Section: New Results
Scheduling over Heterogeneous Multicore Architectures
Participants : Cédric Augonnet, Raymond Namyst, Samuel Thibault.
In almost every computer nowadays lies a Graphical Processing Unit (GPU) and in that GPU lies a nominal computing power that makes the power of even the most recent multicore central processing units looks anemic in comparison. Innovative processing architectures such as the Cell Broadband Engine from IBM found in the Sony's Playstation 3 also come full of promises. Thus, it did not take long in these days of ever growing computing needs for people to explore these new lands.
The power of these new heterogeneous computing architectures does not come for free, however. Cell's multiple synergistic processing units (SPUs) are equipped with a very small amount of memory. GPUs put drastic constraints on the data access pattern and require highly regular computations to actually deliver their full power. While scheduling over those architectures, the problem of mapping tasks onto available units is not the only one anymore. One also has to provide constructs and mechanisms to tailor those tasks to the characteristics of a given processing unit — refinement/filtering mechanisms — as well as to make sure that such tasks have the suitable data at hand when needed — memory/caching management and consistency mechanisms.
We thus designed a unified scheduling engine that makes it possible to easily implement task scheduling policies on top of heterogeneous multicore architectures. Combined with the use of performance models, which can be obtained through auto-tuning mechanisms [21] , [17] , [16] , we have shown that substantial performance improvements result from the use of such scheduling policies. Not only does StarPU allow to make use of all computing resources at the same time (regular CPUs as well as a mixture of heterogeneous GPUs), but its scheduling engine even enables to benefit from the actual heterogeneity of the machines [23] , [41] .

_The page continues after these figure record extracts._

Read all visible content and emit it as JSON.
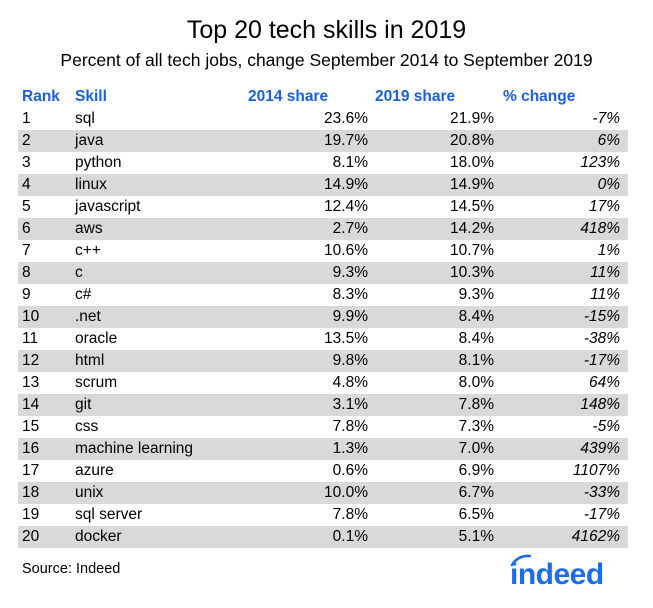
{
  "chart_data": {
    "type": "table",
    "title": "Top 20 tech skills in 2019",
    "subtitle": "Percent of all tech jobs, change September 2014 to September 2019",
    "columns": [
      "Rank",
      "Skill",
      "2014 share",
      "2019 share",
      "% change"
    ],
    "rows": [
      [
        "1",
        "sql",
        "23.6%",
        "21.9%",
        "-7%"
      ],
      [
        "2",
        "java",
        "19.7%",
        "20.8%",
        "6%"
      ],
      [
        "3",
        "python",
        "8.1%",
        "18.0%",
        "123%"
      ],
      [
        "4",
        "linux",
        "14.9%",
        "14.9%",
        "0%"
      ],
      [
        "5",
        "javascript",
        "12.4%",
        "14.5%",
        "17%"
      ],
      [
        "6",
        "aws",
        "2.7%",
        "14.2%",
        "418%"
      ],
      [
        "7",
        "c++",
        "10.6%",
        "10.7%",
        "1%"
      ],
      [
        "8",
        "c",
        "9.3%",
        "10.3%",
        "11%"
      ],
      [
        "9",
        "c#",
        "8.3%",
        "9.3%",
        "11%"
      ],
      [
        "10",
        ".net",
        "9.9%",
        "8.4%",
        "-15%"
      ],
      [
        "11",
        "oracle",
        "13.5%",
        "8.4%",
        "-38%"
      ],
      [
        "12",
        "html",
        "9.8%",
        "8.1%",
        "-17%"
      ],
      [
        "13",
        "scrum",
        "4.8%",
        "8.0%",
        "64%"
      ],
      [
        "14",
        "git",
        "3.1%",
        "7.8%",
        "148%"
      ],
      [
        "15",
        "css",
        "7.8%",
        "7.3%",
        "-5%"
      ],
      [
        "16",
        "machine learning",
        "1.3%",
        "7.0%",
        "439%"
      ],
      [
        "17",
        "azure",
        "0.6%",
        "6.9%",
        "1107%"
      ],
      [
        "18",
        "unix",
        "10.0%",
        "6.7%",
        "-33%"
      ],
      [
        "19",
        "sql server",
        "7.8%",
        "6.5%",
        "-17%"
      ],
      [
        "20",
        "docker",
        "0.1%",
        "5.1%",
        "4162%"
      ]
    ],
    "header_color": "#1a5fe0",
    "stripe_color": "#d9d9d9",
    "source": "Source: Indeed"
  },
  "logo": {
    "text": "indeed",
    "color": "#1a6cf0"
  }
}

The memory management library of the StarPU runtime system (described in Section 5.10 ) has been designed in order to leverage the inner complexity of accelerator programming by automating data coherency management, and can even prefetch data ahead of the actual computation to increase yet more the efficiency of the computation. Our approach thus makes it possible to efficiently handle arbitrarily large datasets instead of being limited by the size of accelerators' embedded memory. Therefore, we used StarPU to implement dense linear algebra parallel kernels that run simultaneously on multicore processors and GPGPUs. We also demonstrated the flexibility of our approach by adding support for the Cell/BE processor with very little efforts [22] . We showed that in addition to a unified execution model, it is important to exhibit an expressive interface to let the programmer (or the upper library) express his/her knowledge at the algorithmic level in order to give hint to the runtime system.